Please call it Facebucks Please call it Facebucks Please call it Facebucks Please call it Facebucks Please call it Facebucks Please call it Facebucks Please call it Facebucks Please call it Facebucks Please call it Facebucks
I'm not a WSJ subscriber, but from the Ars Technica writeup[1]:
> The Journal says that paying users would "reward the kind of genuine interaction that Facebook, beset by bots and hate speech, has been trying to encourage." But it's not clear how these payments would discourage bots or hate speech. To the contrary, botmakers would inevitably ramp up their efforts to generate fake traffic with bots in order to earn Facebook's cryptocurrency.

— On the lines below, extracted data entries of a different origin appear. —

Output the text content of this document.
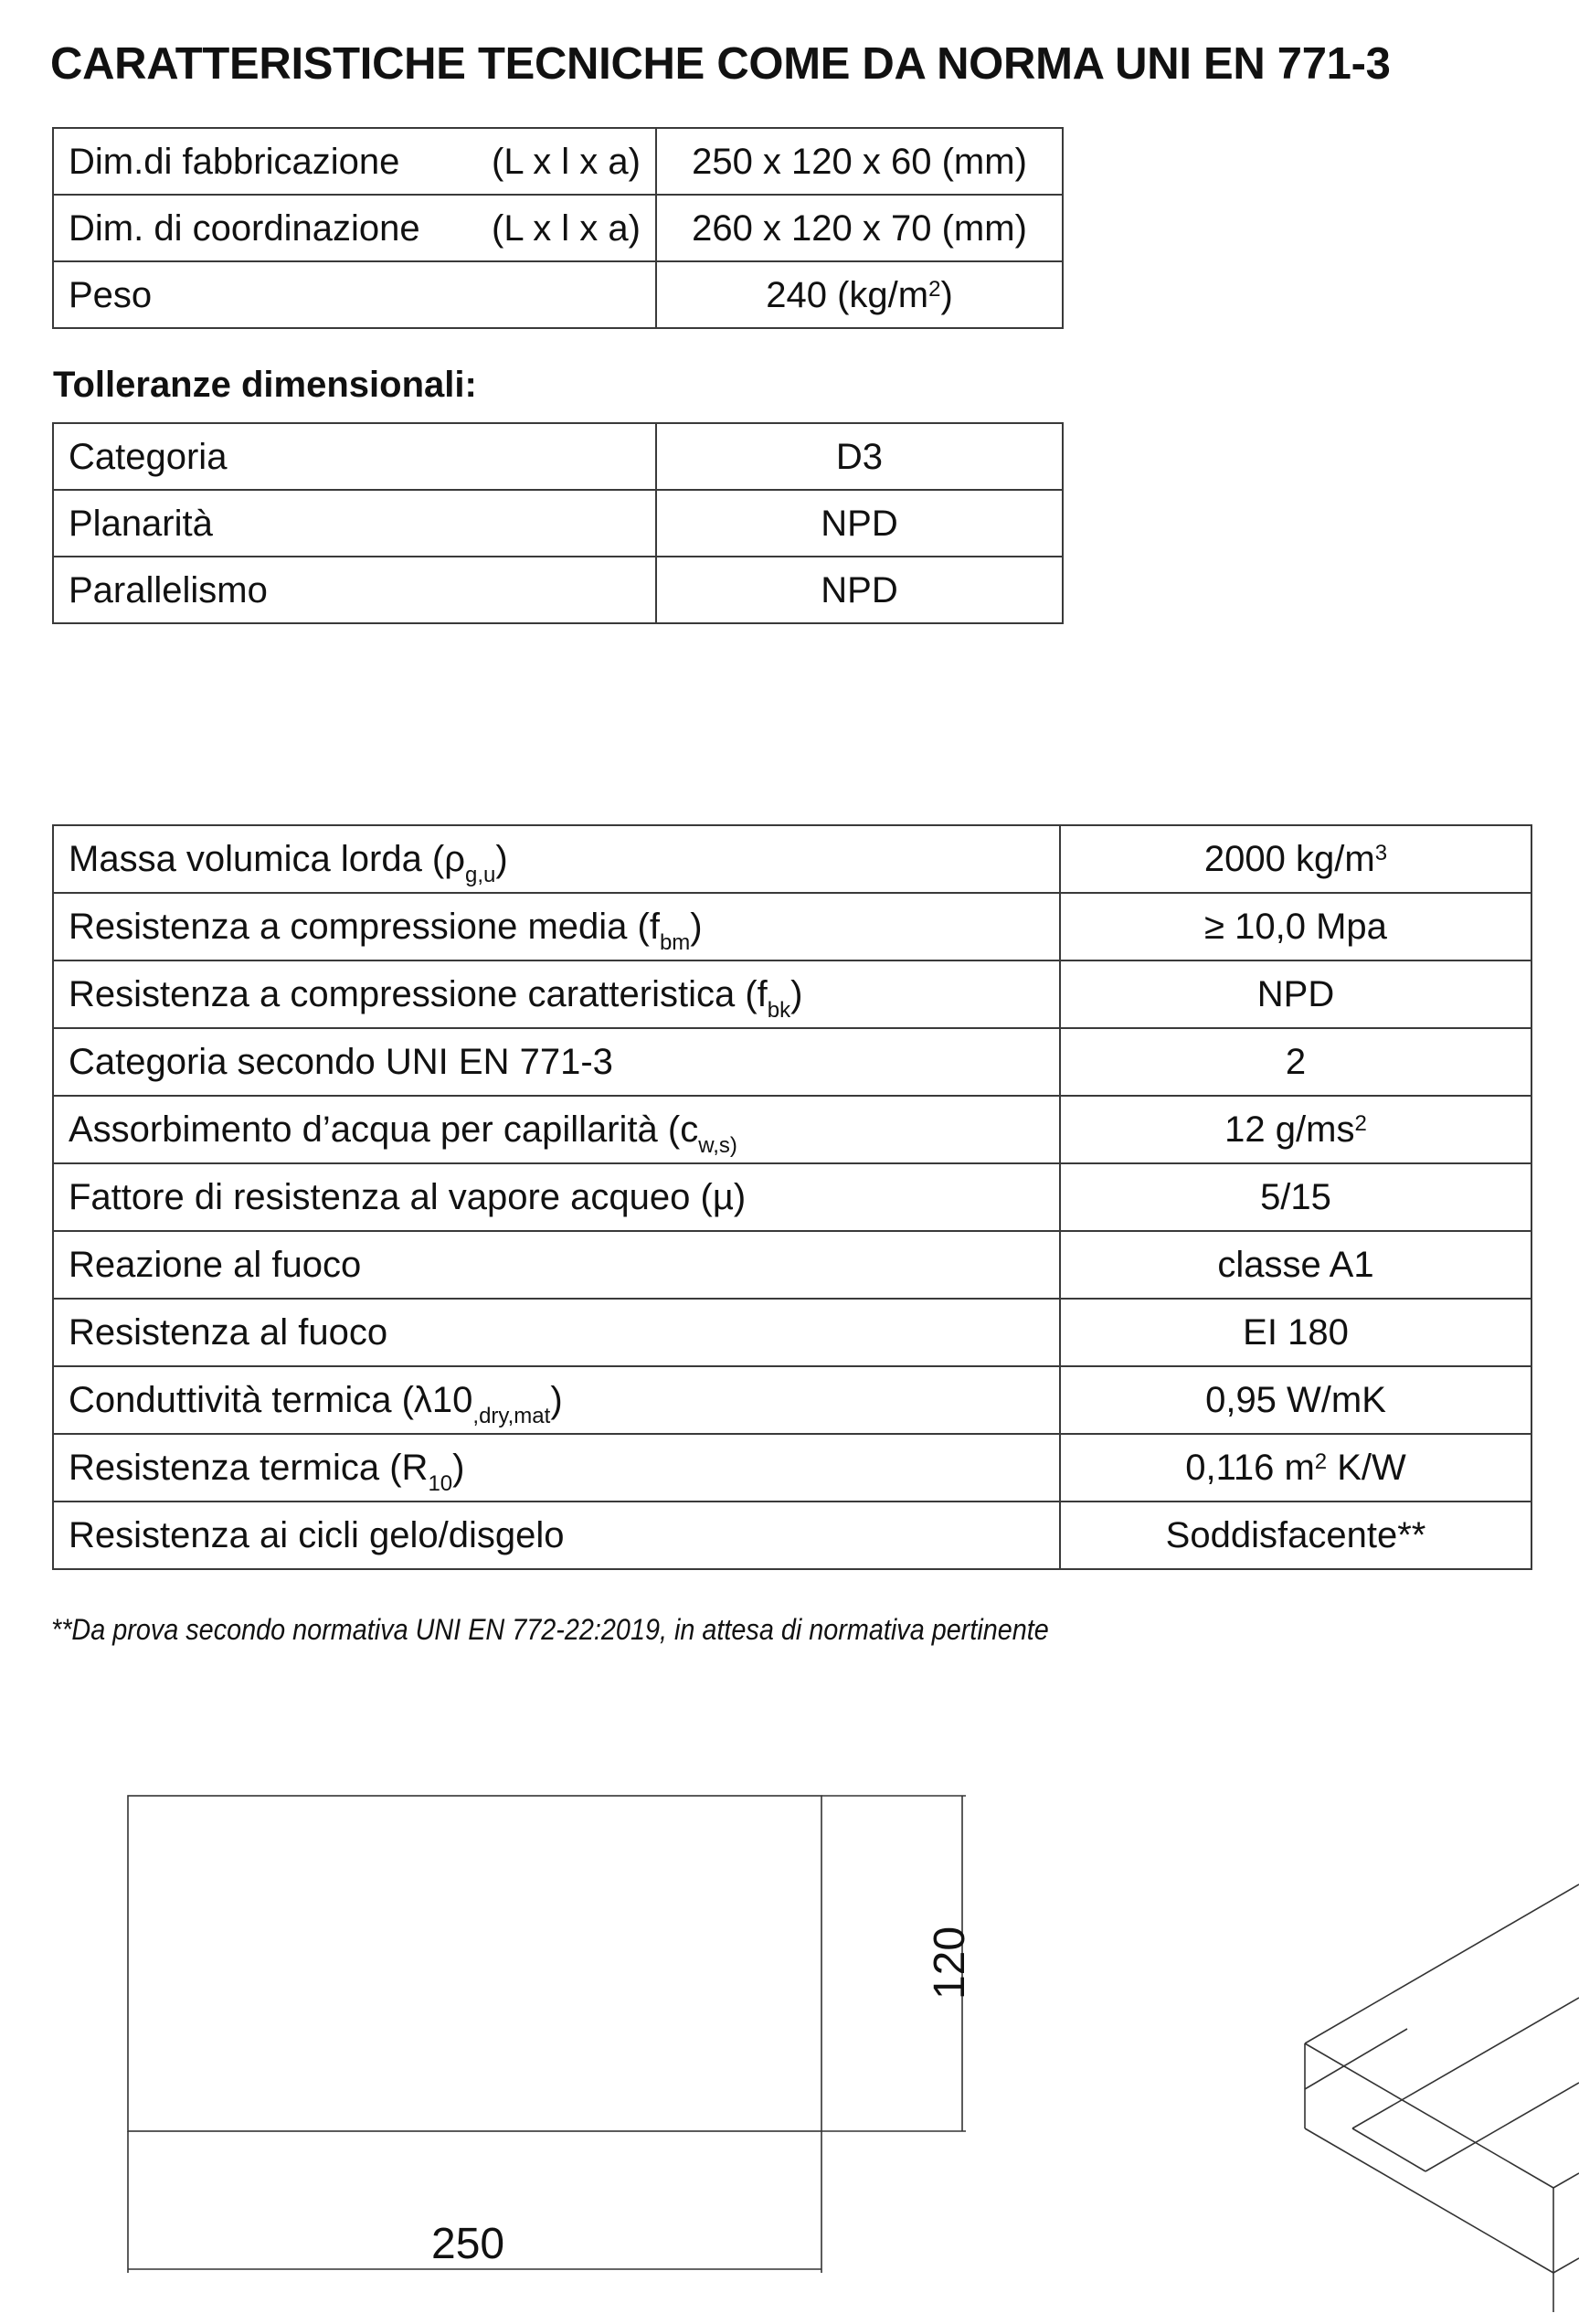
CARATTERISTICHE TECNICHE COME DA NORMA UNI EN 771-3
Dim.di fabbricazione (L x l x a)	250 x 120 x 60 (mm)

Dim. di coordinazione (L x l x a)	260 x 120 x 70 (mm)
Peso	240 $(kg/m^2)$
Tolleranze dimensionali:
Categoria	D3
Planarità	NPD
Parallelismo	NPD
Massa volumica lorda $(\rho_{g,u})$	2000 $kg/m^3$
Resistenza a compressione media $(f_{bm})$	≥ 10,0 Mpa
Resistenza a compressione caratteristica $(f_{bk})$	NPD
Categoria secondo UNI EN 771-3	2
Assorbimento d’acqua per capillarità ($c_{w,s)}$	12 $g/ms^2$
Fattore di resistenza al vapore acqueo (µ)	5/15
Reazione al fuoco	classe A1
Resistenza al fuoco	EI 180
Conduttività termica $(\lambda 10_{,dry,mat})$	0,95 W/mK
Resistenza termica $(R_{10})$	0,116 $m^2$ K/W
Resistenza ai cicli gelo/disgelo	Soddisfacente**
**Da prova secondo normativa UNI EN 772-22:2019, in attesa di normativa pertinente
250
120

So they're either lying or stupid; probably the former, since they're an ad company, and have years of experience with "click fraud."
Then one is left to wonder why it makes sense to have a centralized cryptocurrency, instead of just a database. I imagine there are tax and regulatory advantages versus just being honest and becoming a payment processor. No chargebacks, for example.
4 comments
[ 3.6 ms ] story [ 18.6 ms ] thread> The Journal says that paying users would "reward the kind of genuine interaction that Facebook, beset by bots and hate speech, has been trying to encourage." But it's not clear how these payments would discourage bots or hate speech. To the contrary, botmakers would inevitably ramp up their efforts to generate fake traffic with bots in order to earn Facebook's cryptocurrency.
So they're either lying or stupid; probably the former, since they're an ad company, and have years of experience with "click fraud."
Then one is left to wonder why it makes sense to have a centralized cryptocurrency, instead of just a database. I imagine there are tax and regulatory advantages versus just being honest and becoming a payment processor. No chargebacks, for example.